Hey, check it out--two posts in a row! I'm on a roll.
Enjoy it while you can. God only knows how long its gonna last.
This is going to be just a quick post to clue you in on the answer to the trivia question posed in my previous post. For those with short memories, or who are too bloody lazy to click on the link I've so helpfully provided in the last sentence, said query was:
What does the two part episode of Batman which featured a guest appearance by the Green Hornet have in common with Star Trek?

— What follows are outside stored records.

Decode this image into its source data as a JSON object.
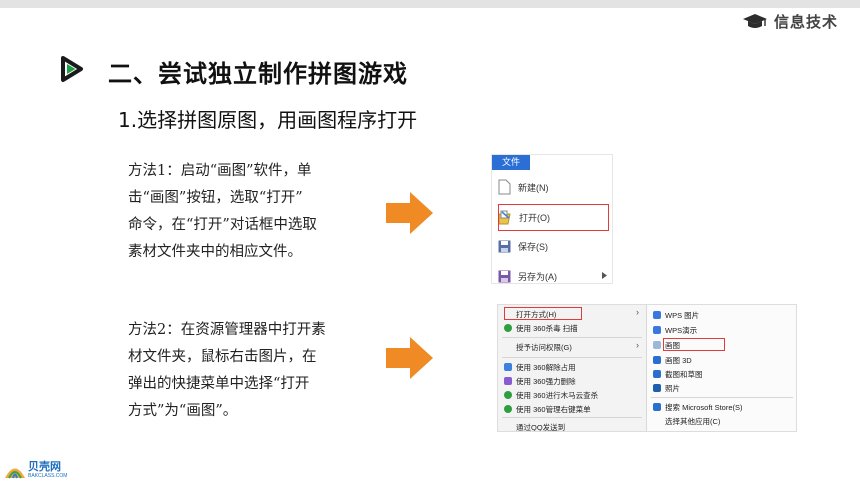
{
  "brand": {
    "label": "信息技术"
  },
  "heading": {
    "title": "二、尝试独立制作拼图游戏"
  },
  "subheading": {
    "text": "1.选择拼图原图，用画图程序打开"
  },
  "method1": {
    "lines": [
      "方法1：启动“画图”软件，单",
      "击“画图”按钮，选取“打开”",
      "命令，在“打开”对话框中选取",
      "素材文件夹中的相应文件。"
    ]
  },
  "method2": {
    "lines": [
      "方法2：在资源管理器中打开素",
      "材文件夹，鼠标右击图片，在",
      "弹出的快捷菜单中选择“打开",
      "方式”为“画图”。"
    ]
  },
  "file_menu": {
    "tab": "文件",
    "items": [
      "新建(N)",
      "打开(O)",
      "保存(S)",
      "另存为(A)"
    ]
  },
  "context_menu": {
    "left_items": [
      "打开方式(H)",
      "使用 360杀毒 扫描",
      "授予访问权限(G)",
      "使用 360解除占用",
      "使用 360强力删除",
      "使用 360进行木马云查杀",
      "使用 360管理右键菜单",
      "通过QQ发送到"
    ],
    "right_items": [
      "WPS 图片",
      "WPS演示",
      "画图",
      "画图 3D",
      "截图和草图",
      "照片",
      "搜索 Microsoft Store(S)",
      "选择其他应用(C)"
    ]
  },
  "footer_logo": {
    "title": "贝壳网",
    "sub": "BAKCLASS.COM"
  },
  "colors": {
    "accent_green": "#1fa046",
    "arrow_orange": "#f08a24",
    "highlight_red": "#e23b3b",
    "menu_blue": "#2b6fd6"
  }
}
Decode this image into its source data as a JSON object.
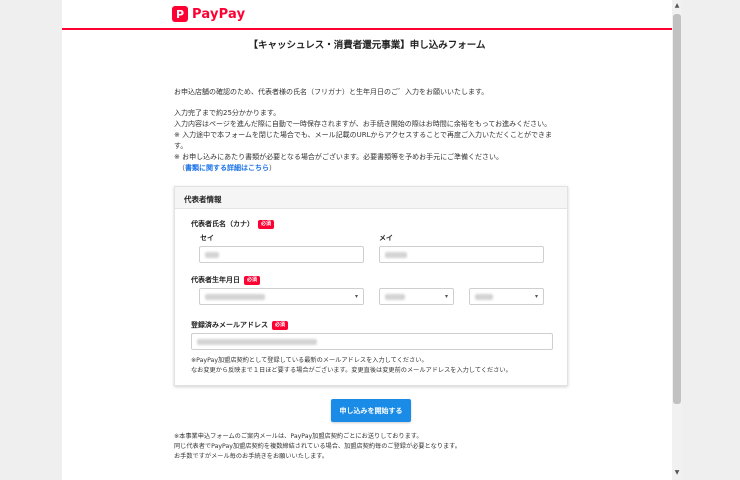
{
  "header": {
    "logo_mark": "P",
    "logo_text": "PayPay",
    "brand_color": "#ff0033"
  },
  "page_title": "【キャッシュレス・消費者還元事業】申し込みフォーム",
  "intro": {
    "main": "お申込店舗の確認のため、代表者様の氏名（フリガナ）と生年月日のご゛入力をお願いいたします。",
    "notes": [
      "入力完了まで約25分かかります。",
      "入力内容はページを進んだ際に自動で一時保存されますが、お手続き開始の際はお時間に余裕をもってお進みください。",
      "※ 入力途中で本フォームを閉じた場合でも、メール記載のURLからアクセスすることで再度ご入力いただくことができます。",
      "※ お申し込みにあたり書類が必要となる場合がございます。必要書類等を予めお手元にご準備ください。"
    ],
    "link_prefix": "（",
    "link_text": "書類に関する詳細はこちら",
    "link_suffix": "）"
  },
  "form": {
    "section_title": "代表者情報",
    "required_badge": "必須",
    "name_kana_label": "代表者氏名（カナ）",
    "sei_label": "セイ",
    "mei_label": "メイ",
    "birthdate_label": "代表者生年月日",
    "email_label": "登録済みメールアドレス",
    "email_hint_1": "※PayPay加盟店契約として登録している最新のメールアドレスを入力してください。",
    "email_hint_2": "なお変更から反映まで１日ほど要する場合がございます。変更直後は変更前のメールアドレスを入力してください。"
  },
  "submit_label": "申し込みを開始する",
  "footer": [
    "※本事業申込フォームのご案内メールは、PayPay加盟店契約ごとにお送りしております。",
    "同じ代表者でPayPay加盟店契約を複数締結されている場合、加盟店契約毎のご登録が必要となります。",
    "お手数ですがメール毎のお手続きをお願いいたします。"
  ],
  "icons": {
    "caret": "▾",
    "scroll_up": "▲",
    "scroll_down": "▼"
  }
}
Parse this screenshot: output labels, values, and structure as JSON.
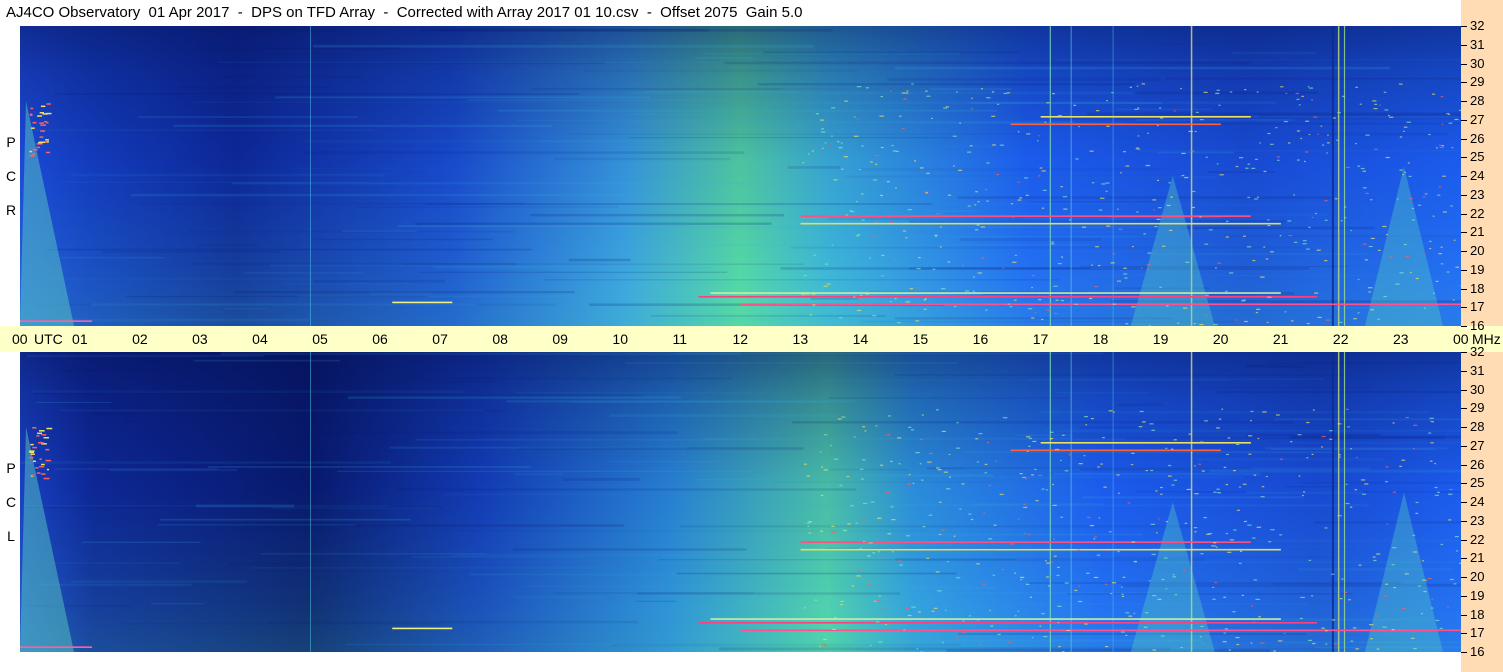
{
  "title": "AJ4CO Observatory  01 Apr 2017  -  DPS on TFD Array  -  Corrected with Array 2017 01 10.csv  -  Offset 2075  Gain 5.0",
  "colors": {
    "low": "#0a1a6e",
    "mid": "#1e64ff",
    "high": "#50dc96",
    "peak": "#ff3c78",
    "time_axis_bg": "#ffffc8",
    "freq_axis_bg": "#ffdcb4"
  },
  "chart_data": [
    {
      "type": "heatmap",
      "panel": "RCP",
      "side_label": [
        "R",
        "C",
        "P"
      ],
      "x_unit": "UTC",
      "x_range": [
        0,
        24
      ],
      "y_unit": "MHz",
      "y_range": [
        16,
        32
      ],
      "y_ticks": [
        "32",
        "31",
        "30",
        "29",
        "28",
        "27",
        "26",
        "25",
        "24",
        "23",
        "22",
        "21",
        "20",
        "19",
        "18",
        "17",
        "16"
      ]
    },
    {
      "type": "heatmap",
      "panel": "LCP",
      "side_label": [
        "L",
        "C",
        "P"
      ],
      "x_unit": "UTC",
      "x_range": [
        0,
        24
      ],
      "y_unit": "MHz",
      "y_range": [
        16,
        32
      ],
      "y_ticks": [
        "32",
        "31",
        "30",
        "29",
        "28",
        "27",
        "26",
        "25",
        "24",
        "23",
        "22",
        "21",
        "20",
        "19",
        "18",
        "17",
        "16"
      ]
    }
  ],
  "time_axis": {
    "labels": [
      "00",
      "UTC",
      "01",
      "02",
      "03",
      "04",
      "05",
      "06",
      "07",
      "08",
      "09",
      "10",
      "11",
      "12",
      "13",
      "14",
      "15",
      "16",
      "17",
      "18",
      "19",
      "20",
      "21",
      "22",
      "23",
      "00"
    ],
    "unit_right": "MHz"
  }
}
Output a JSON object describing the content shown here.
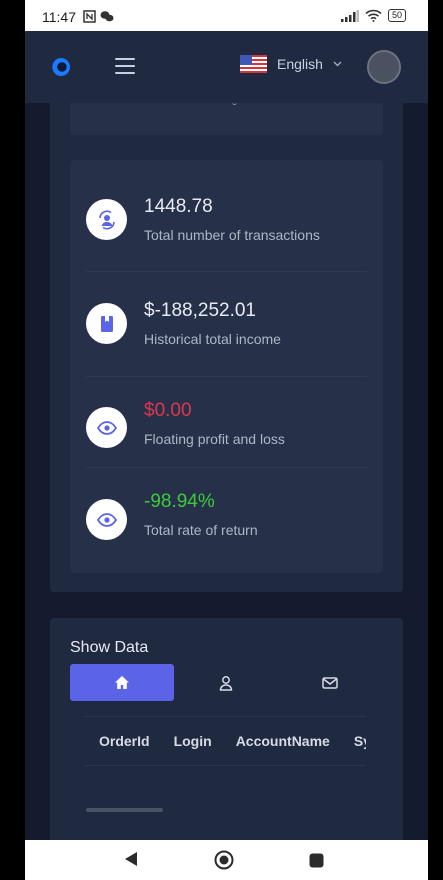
{
  "status_bar": {
    "time": "11:47",
    "battery": "50",
    "icons": [
      "n-icon",
      "wechat-icon",
      "signal-icon",
      "wifi-icon",
      "battery-icon"
    ]
  },
  "header": {
    "language": "English",
    "icons": [
      "app-logo",
      "menu-icon",
      "us-flag-icon",
      "chevron-down-icon",
      "avatar"
    ]
  },
  "stats": [
    {
      "value": "1448.78",
      "label": "Total number of transactions",
      "icon": "user-cycle-icon",
      "value_color": "#e7ebf3"
    },
    {
      "value": "$-188,252.01",
      "label": "Historical total income",
      "icon": "book-icon",
      "value_color": "#e7ebf3"
    },
    {
      "value": "$0.00",
      "label": "Floating profit and loss",
      "icon": "eye-icon",
      "value_color": "#e0354f"
    },
    {
      "value": "-98.94%",
      "label": "Total rate of return",
      "icon": "eye-icon",
      "value_color": "#3ec93a"
    }
  ],
  "data_section": {
    "title": "Show Data",
    "tabs": [
      {
        "icon": "home-icon",
        "active": true
      },
      {
        "icon": "user-icon",
        "active": false
      },
      {
        "icon": "mail-icon",
        "active": false
      }
    ],
    "columns": [
      "OrderId",
      "Login",
      "AccountName",
      "Sy"
    ]
  },
  "colors": {
    "accent": "#5b63e6",
    "background": "#141b2e",
    "card": "#1f2940",
    "negative": "#e0354f",
    "positive": "#3ec93a"
  }
}
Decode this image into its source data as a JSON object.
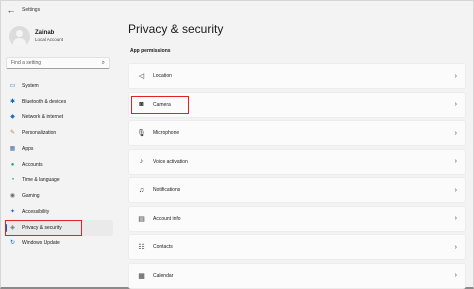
{
  "window": {
    "title": "Settings",
    "back": "←"
  },
  "profile": {
    "name": "Zainab",
    "account_type": "Local Account"
  },
  "search": {
    "placeholder": "Find a setting",
    "icon": "search-icon"
  },
  "sidebar": {
    "items": [
      {
        "label": "System",
        "icon": "monitor-icon",
        "glyph": "▭",
        "color": "#0067c0"
      },
      {
        "label": "Bluetooth & devices",
        "icon": "bluetooth-icon",
        "glyph": "✱",
        "color": "#0067c0"
      },
      {
        "label": "Network & internet",
        "icon": "wifi-icon",
        "glyph": "◆",
        "color": "#1e6fcc"
      },
      {
        "label": "Personalization",
        "icon": "brush-icon",
        "glyph": "✎",
        "color": "#d47b2a"
      },
      {
        "label": "Apps",
        "icon": "apps-icon",
        "glyph": "▦",
        "color": "#4a6fa5"
      },
      {
        "label": "Accounts",
        "icon": "person-icon",
        "glyph": "●",
        "color": "#2ca25f"
      },
      {
        "label": "Time & language",
        "icon": "globe-clock-icon",
        "glyph": "◔",
        "color": "#0067c0"
      },
      {
        "label": "Gaming",
        "icon": "gamepad-icon",
        "glyph": "◉",
        "color": "#6b6b6b"
      },
      {
        "label": "Accessibility",
        "icon": "accessibility-icon",
        "glyph": "✦",
        "color": "#1e6fcc"
      },
      {
        "label": "Privacy & security",
        "icon": "shield-icon",
        "glyph": "◈",
        "color": "#6b6b6b",
        "active": true
      },
      {
        "label": "Windows Update",
        "icon": "update-icon",
        "glyph": "↻",
        "color": "#0067c0"
      }
    ]
  },
  "main": {
    "title": "Privacy & security",
    "section": "App permissions",
    "rows": [
      {
        "label": "Location",
        "icon": "location-icon",
        "glyph": "◁"
      },
      {
        "label": "Camera",
        "icon": "camera-icon",
        "glyph": "◙"
      },
      {
        "label": "Microphone",
        "icon": "microphone-icon",
        "glyph": "🎙"
      },
      {
        "label": "Voice activation",
        "icon": "voice-icon",
        "glyph": "♪"
      },
      {
        "label": "Notifications",
        "icon": "bell-icon",
        "glyph": "♫"
      },
      {
        "label": "Account info",
        "icon": "account-card-icon",
        "glyph": "▤"
      },
      {
        "label": "Contacts",
        "icon": "contacts-icon",
        "glyph": "☷"
      },
      {
        "label": "Calendar",
        "icon": "calendar-icon",
        "glyph": "▦"
      }
    ],
    "chevron": "›"
  },
  "colors": {
    "accent": "#0067c0",
    "highlight": "#e02424"
  }
}
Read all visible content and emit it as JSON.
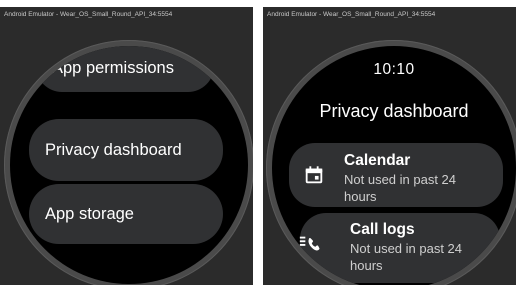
{
  "left_window": {
    "title": "Android Emulator - Wear_OS_Small_Round_API_34:5554",
    "items": [
      {
        "label": "App permissions"
      },
      {
        "label": "Privacy dashboard"
      },
      {
        "label": "App storage"
      }
    ]
  },
  "right_window": {
    "title": "Android Emulator - Wear_OS_Small_Round_API_34:5554",
    "time": "10:10",
    "heading": "Privacy dashboard",
    "cards": [
      {
        "title": "Calendar",
        "subtitle": "Not used in past 24 hours",
        "icon": "calendar-icon"
      },
      {
        "title": "Call logs",
        "subtitle": "Not used in past 24 hours",
        "icon": "call-log-icon"
      }
    ]
  }
}
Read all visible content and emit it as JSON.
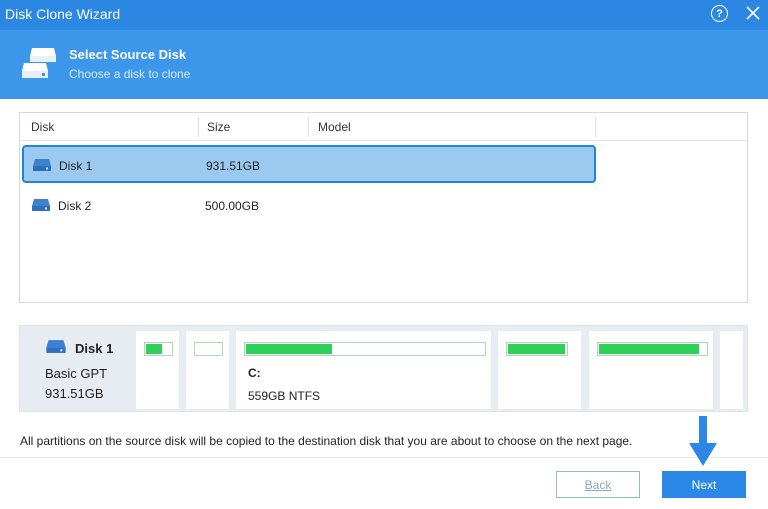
{
  "window": {
    "title": "Disk Clone Wizard"
  },
  "header": {
    "title": "Select Source Disk",
    "subtitle": "Choose a disk to clone"
  },
  "table": {
    "columns": [
      "Disk",
      "Size",
      "Model"
    ],
    "rows": [
      {
        "disk": "Disk 1",
        "size": "931.51GB",
        "model": "",
        "selected": true
      },
      {
        "disk": "Disk 2",
        "size": "500.00GB",
        "model": "",
        "selected": false
      }
    ]
  },
  "disk_map": {
    "name": "Disk 1",
    "type": "Basic GPT",
    "size": "931.51GB",
    "partitions": [
      {
        "label": "",
        "info": "",
        "used_fraction": 0.65
      },
      {
        "label": "",
        "info": "",
        "used_fraction": 0.0
      },
      {
        "label": "C:",
        "info": "559GB NTFS",
        "used_fraction": 0.36
      },
      {
        "label": "",
        "info": "",
        "used_fraction": 0.98
      },
      {
        "label": "",
        "info": "",
        "used_fraction": 0.93
      },
      {
        "label": "",
        "info": "",
        "used_fraction": 0.0
      }
    ]
  },
  "note": "All partitions on the source disk will be copied to the destination disk that you are about to choose on the next page.",
  "buttons": {
    "back": "Back",
    "next": "Next"
  },
  "colors": {
    "titlebar": "#2c87e3",
    "header": "#3c97ea",
    "selection": "#9cc9ef",
    "selection_border": "#1d86d6",
    "used_bar": "#2ed05a",
    "accent_button": "#2b88e6",
    "arrow": "#2b88e6"
  }
}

The answer is two-fold. First, the two parts of the episode we're talking about were entitled "A Piece of the Action" and "Batman's Satisfaction". The former, the hard core Trekkers amongst you will immediately recognize, is also the title of a classic episode of the original Trek in which the Enterprise encounters a society modeled after a book on Chicago mobs of the 1920's left behind by previous visitors from Starfleet a century earlier. Of course, that second season episode hadn't yet aired by the time those Batman installments ran.
The more obvious and important link, as one of my more astute and pop culture savvy readers rightly surmised, is the fact that the villain whom Batman and the Green Hornet encounter in this adventure, one Colonel Gumm, nefarious leader of a ring of stamp counterfeiters, is portrayed by Roger C. Carmel. Carmel is best known for his portrayal of the charming rogue Harcourt Fenton (a.k.a. "Harry") Mudd in the first season episode "Mudd's Women" and the second season's "I, Mudd". He also reprised the role for the animated episode "Mudd's Passion".
Mudd was a great character and I wish there were more episodes featuring the character. However, in his DVD commentary for the animated episode "More Tribbles, More Troubles", David Gerrold, writer of that episode as well as the original "The Trouble with Tribbles", states that Fred Freiberger, who had taken over as producer for Trek's third year, nixed plans for a live action sequel to "Tribbles" by haughtily declaring that "Star Trek is not a comedy." Given the light hearted tone of the episodes in which Mudd appeared, especially the outright comedy of "I, Mudd", it is likely that attitude on Freiberger's part that also doomed any chances of Mudd reappearing to further vex Kirk and his crew.